Supreme Court Won’t Block Ruling to Halt Work on Keystone XL Pipeline

WASHINGTON — The Supreme Court on Monday rejected a request from the Trump administration to allow construction of parts of the Keystone XL oil pipeline that had been blocked by a federal judge in Montana. But the court temporarily revived a permit program that would let other oil and gas pipelines cross waterways after only modest scrutiny from regulators.

The court’s brief, unsigned order gave no reasons, which is typical when the justices rule on emergency applications, and it said it would last while appeals moved forward. There were no noted dissents.

Environmental groups had challenged the permit program, called for by the Clean Water Act, saying it posed a threat to endangered species. In April, Judge Brian M. Morris of the Federal District Court in Montana suspended the program, which is administered by the Army Corps of Engineers, saying that it had been improperly reauthorized in 2017.

The government, he wrote, had violated the Endangered Species Act by failing to adequately consult with federal wildlife agencies

Judge Morris’s ruling disrupted the plans of TC Energy to build the Keystone XL pipeline, which would carry crude oil from Canada to Nebraska, where it would connect with an existing network to deliver the crude to refineries on the Gulf of Mexico. In the process, it would cross some 20 miles of waterways.

Judge Morris’s ruling also affected scores of other pipeline construction projects around the nation.

In May, the United States Court of Appeals for the Ninth Circuit, in San Francisco, refused to stay the ruling while appeals moved forward.

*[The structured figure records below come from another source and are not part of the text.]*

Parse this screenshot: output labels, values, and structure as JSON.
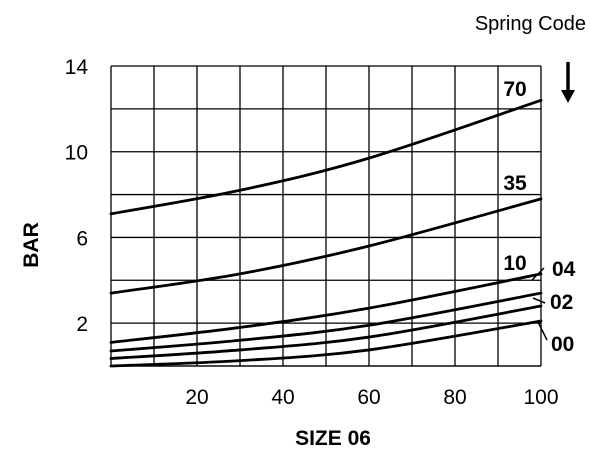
{
  "chart_data": {
    "type": "line",
    "title": "",
    "xlabel": "SIZE 06",
    "ylabel": "BAR",
    "header_label": "Spring Code",
    "xlim": [
      0,
      100
    ],
    "ylim": [
      0,
      14
    ],
    "x_ticks": [
      "20",
      "40",
      "60",
      "80",
      "100"
    ],
    "y_ticks": [
      "14",
      "10",
      "6",
      "2"
    ],
    "grid": true,
    "series": [
      {
        "name": "70",
        "x": [
          0,
          30,
          60,
          100
        ],
        "values": [
          7.1,
          8.2,
          9.7,
          12.4
        ]
      },
      {
        "name": "35",
        "x": [
          0,
          30,
          60,
          100
        ],
        "values": [
          3.4,
          4.3,
          5.6,
          7.8
        ]
      },
      {
        "name": "10",
        "x": [
          0,
          30,
          60,
          100
        ],
        "values": [
          1.1,
          1.8,
          2.7,
          4.3
        ]
      },
      {
        "name": "04",
        "x": [
          0,
          30,
          60,
          100
        ],
        "values": [
          0.7,
          1.2,
          1.9,
          3.4
        ]
      },
      {
        "name": "02",
        "x": [
          0,
          30,
          60,
          100
        ],
        "values": [
          0.35,
          0.75,
          1.35,
          2.8
        ]
      },
      {
        "name": "00",
        "x": [
          0,
          30,
          60,
          100
        ],
        "values": [
          0,
          0.25,
          0.75,
          2.1
        ]
      }
    ]
  }
}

In asking the Supreme Court to intervene, Solicitor General Noel J. Francisco said Judge Morris’s decision “causes direct, irreparable injury to the interests of the government and the public” and “will cause extraordinary project delays.”

At a minimum, he added, “the order is overbroad and should be stayed to the extent it reaches beyond the Keystone XL project itself.”

In its own Supreme Court brief, TC Energy said the judge’s decision would cost jobs unless the Supreme Court intervened.

“TC Energy would not be able to employ a majority of the approximately 1,500 unionized construction workers, and approximately 300 administrative, inspection and management personnel it would otherwise employ for pipeline construction in 2020,” the brief said. “The loss of so many high-paying jobs, along with the loss of the secondary employment and economic opportunities that construction activities would otherwise create in local communities, would be particularly harmful in the current distressed economy.”

The environmental groups urged the Supreme Court to stay out of the matter, saying that pipelines remained free to apply for “individual, project-specific permits.”

On the other side of the balance, they wrote, were grave harms to wildlife protected by the Endangered Species Act, or E.S.A.

“Allowing private companies to build oil and gas pipelines across thousands of waterways,” they wrote, “would thwart the very purpose of the E.S.A.: protecting endangered species from extinction before it is too late. Particularly vulnerable are those species — such as the whooping crane, pallid sturgeon and Roanoke logperch — caught in the cross hairs of several of these pipelines and therefore at risk of substantial cumulative harm.”